The Appalachian Classic, which began in 2015, will be spread across fields at the Ted Mackorell Soccer Complex (TMSC; home of HCSA, Watauga County’s Parks and Recreation, and Appalachian State Men’s and Women’s Soccer), Brookshire Park, and Watauga High School. In addition to the HCSA staff, it takes about 50 volunteers to run the Appalachian Classic Soccer Tournament. Participating teams will be from 4 different states.
“The Appalachian Classic is a great way for soccer clubs and teams to start their fall season,” says Rick Suyao, Executive Director of High Country Soccer Association. “There is great competition against teams you normally don’t play against during the regular league season. In August, the weather is usually more comfortable and cooler than off the mountain and in addition to soccer, visitors can see and do all the neat things our area offers as a tourist destination.”
In an independent study done by Appalachian State University’s Department of Economics, HCSA’s two summer tournaments, King of the Mountain in May and the Appalachian Classic in August, together generate a total boost of around $955,000 to the local economy.
“A lot of people only know of HCSA as a soccer club that serves the local youth, but when we host these tournaments, we also bring more than 5,500 out-of-town visitors,” says Suyao. “The great thing about youth travel soccer is it’s usually a family affair, so the whole family of each player usually comes together and makes a mini-vacation of it on tournament weekends. In addition to the tournaments, regular league games in Boone during the spring and fall soccer seasons will bring more than 10,000 soccer visitors annually from the visiting teams. We haven’t done an economic impact study yet for the entire year.”
High Country Soccer Association, which opened in 1986, offers soccer training to youth ranging from U6 to U18 and competes in the North Carolina Youth Soccer Association. HCSA also operates winter futsal youth training and the local adult leagues. In all, HCSA has more than 600 youth players and more than 300 adult players from five different counties.

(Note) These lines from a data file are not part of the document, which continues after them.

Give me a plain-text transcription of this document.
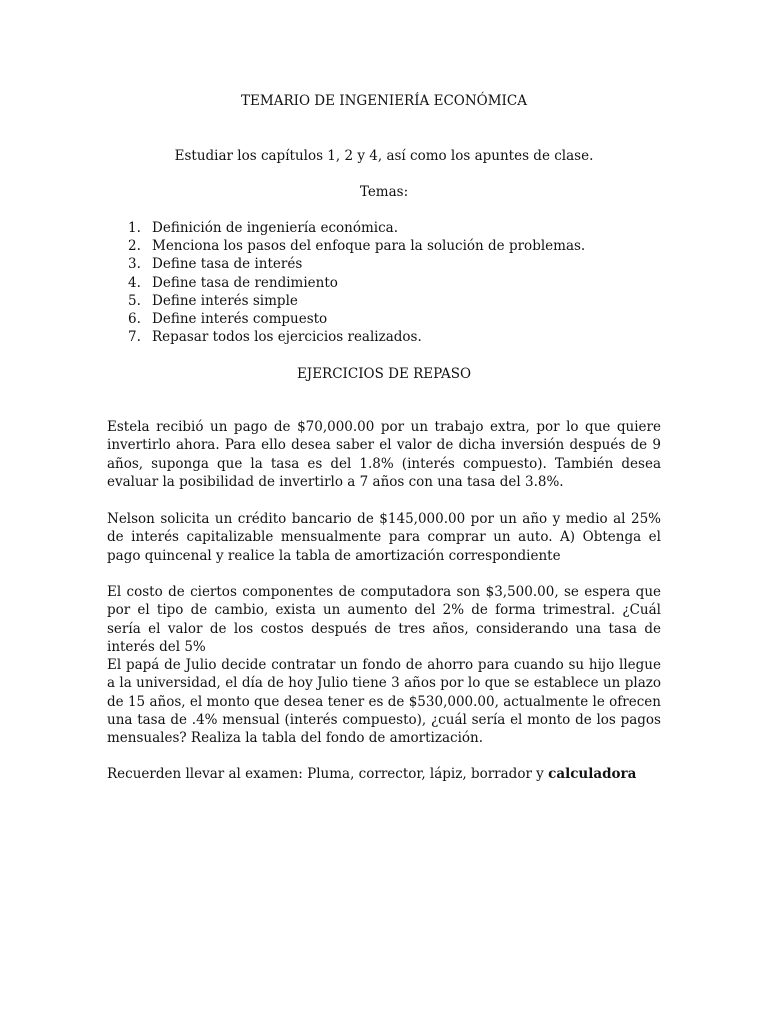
TEMARIO DE INGENIERÍA ECONÓMICA
Estudiar los capítulos 1, 2 y 4, así como los apuntes de clase.
Temas:
1. Definición de ingeniería económica.
2. Menciona los pasos del enfoque para la solución de problemas.
3. Define tasa de interés
4. Define tasa de rendimiento
5. Define interés simple
6. Define interés compuesto
7. Repasar todos los ejercicios realizados.
EJERCICIOS DE REPASO

Estela recibió un pago de $70,000.00 por un trabajo extra, por lo que quiere invertirlo ahora. Para ello desea saber el valor de dicha inversión después de 9 años, suponga que la tasa es del 1.8% (interés compuesto). También desea evaluar la posibilidad de invertirlo a 7 años con una tasa del 3.8%.

Nelson solicita un crédito bancario de $145,000.00 por un año y medio al 25% de interés capitalizable mensualmente para comprar un auto. A) Obtenga el pago quincenal y realice la tabla de amortización correspondiente

El costo de ciertos componentes de computadora son $3,500.00, se espera que por el tipo de cambio, exista un aumento del 2% de forma trimestral. ¿Cuál sería el valor de los costos después de tres años, considerando una tasa de interés del 5%

El papá de Julio decide contratar un fondo de ahorro para cuando su hijo llegue a la universidad, el día de hoy Julio tiene 3 años por lo que se establece un plazo de 15 años, el monto que desea tener es de $530,000.00, actualmente le ofrecen una tasa de .4% mensual (interés compuesto), ¿cuál sería el monto de los pagos mensuales? Realiza la tabla del fondo de amortización.

Recuerden llevar al examen: Pluma, corrector, lápiz, borrador y calculadora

“In January 2018, when the Boone Chamber presented an independent study of sports tourism done by DSA Sports LLC, we were excited to hear their analysis of the impact of soccer tournaments,” Suyao continues. “It’s nice to hear an expert analysis confirm what we’ve been doing, give legitimacy to our sport, and present we’re on the right path. During our tournaments, we partner with local hotels to help provide group rates that benefit everyone and we allow our restaurant sponsors to distribute coupons at TMSC. But we’re always looking to improve our tournaments, and make them even bigger.”